For numbness, pressure or paralysis that aren’t immediately relieved by stopping activity, see a physician immediately. The fascia may have to be loosened by an incision to release pressure. When suffering from mild, chronic compartment syndrome, in which the pressure, pain and tingling only occur when running or cycling hard make sure to reduce the exercise load. Gradually build back up over time and take preventative measures so pain and injury do not reoccur.

Shin splints describe a condition of pain and inflammation on the inner and slightly posterior, or rear, aspect of the leg, usually along the lower half to third of the tibia, from overuse of the posterior tibialis muscle. Causes of this condition include an exaggerated stride, extending the leading leg out too far when running, distance running on hard surfaces and most often over pronation. The pain is caused by inflammation at the broad area where the posterior tibialis attaches to the tibia. The periosteum, the thin layer of tissue covering the bone, often becomes inflamed as well. As bone tissue is highly innervated this condition can be very painful. Refrain for at least a week of activities that exacerbate the pain. Apply cold therapy at least 2 to 4 times a day for 20 minutes at a time. When the pain subsides, a foot brace with elastic tension and compression will provide arch support that helps limit over pronation, relieving stress on the posterior tibialis. Make certain that shoes are fit to wear and that they maintain cushioning and support. Running on softer surfaces like dirt, cinder, track and grass will help lessen shearing forces.

Tennis leg or a gastrocnemius strain is a tear of the fibers in the more superficial calf muscle, the muscle closer to the surface. The gastrocnemius crosses two joints, the ankle and the knee. Like other biarticular, two-jointed muscles like the hamstrings, it’s most prone to injury while performing two different functions at either end simultaneously. For example, stepping forward, planting one foot in a position with the knee extended, a move common in tennis, hence the name tennis leg. The pain is typically sudden and will feel like a sharp pop or ping. The area over the injured tissue will immediately turn red and feel hot.
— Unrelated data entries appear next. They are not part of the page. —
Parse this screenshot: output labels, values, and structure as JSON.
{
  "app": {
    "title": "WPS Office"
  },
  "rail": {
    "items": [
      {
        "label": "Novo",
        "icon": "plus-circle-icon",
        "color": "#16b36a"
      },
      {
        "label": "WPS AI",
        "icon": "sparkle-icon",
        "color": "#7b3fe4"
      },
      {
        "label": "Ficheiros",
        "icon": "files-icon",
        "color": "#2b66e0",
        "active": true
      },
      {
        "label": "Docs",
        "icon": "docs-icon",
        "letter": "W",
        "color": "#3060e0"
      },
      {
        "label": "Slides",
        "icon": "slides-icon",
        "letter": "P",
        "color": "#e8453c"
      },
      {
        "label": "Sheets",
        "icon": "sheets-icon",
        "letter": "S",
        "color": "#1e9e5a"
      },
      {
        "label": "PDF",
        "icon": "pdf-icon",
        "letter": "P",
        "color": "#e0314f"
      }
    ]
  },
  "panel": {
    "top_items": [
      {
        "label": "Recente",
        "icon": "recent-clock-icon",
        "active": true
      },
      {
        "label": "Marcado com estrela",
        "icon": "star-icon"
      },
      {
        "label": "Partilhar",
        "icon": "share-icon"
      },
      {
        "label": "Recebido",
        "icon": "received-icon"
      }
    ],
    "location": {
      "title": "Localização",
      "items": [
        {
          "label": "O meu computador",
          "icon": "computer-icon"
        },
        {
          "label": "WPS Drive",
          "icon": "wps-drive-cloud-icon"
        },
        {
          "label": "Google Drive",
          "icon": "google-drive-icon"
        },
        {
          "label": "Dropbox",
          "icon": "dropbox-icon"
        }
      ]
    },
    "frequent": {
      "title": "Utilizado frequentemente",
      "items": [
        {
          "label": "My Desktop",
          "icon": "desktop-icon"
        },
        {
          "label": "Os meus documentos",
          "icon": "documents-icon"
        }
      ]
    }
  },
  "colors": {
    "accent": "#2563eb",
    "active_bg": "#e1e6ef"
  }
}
When suffering from a strain, immediately begin RICE. It can take up to 2 months for a calf strain to fully resolve. During that time, switch to conditioning activities that don’t place load or impact on the calf muscle. A foot brace, heel pad or shoe with a higher heel will help take pressure off the calf muscles during recovery. When playing tennis, it’s extremely important to maintain strength and flexibility in the calf muscles and Achilles tendon. Calf stretching should follow a light cardiovascular warm-up before hitting the court.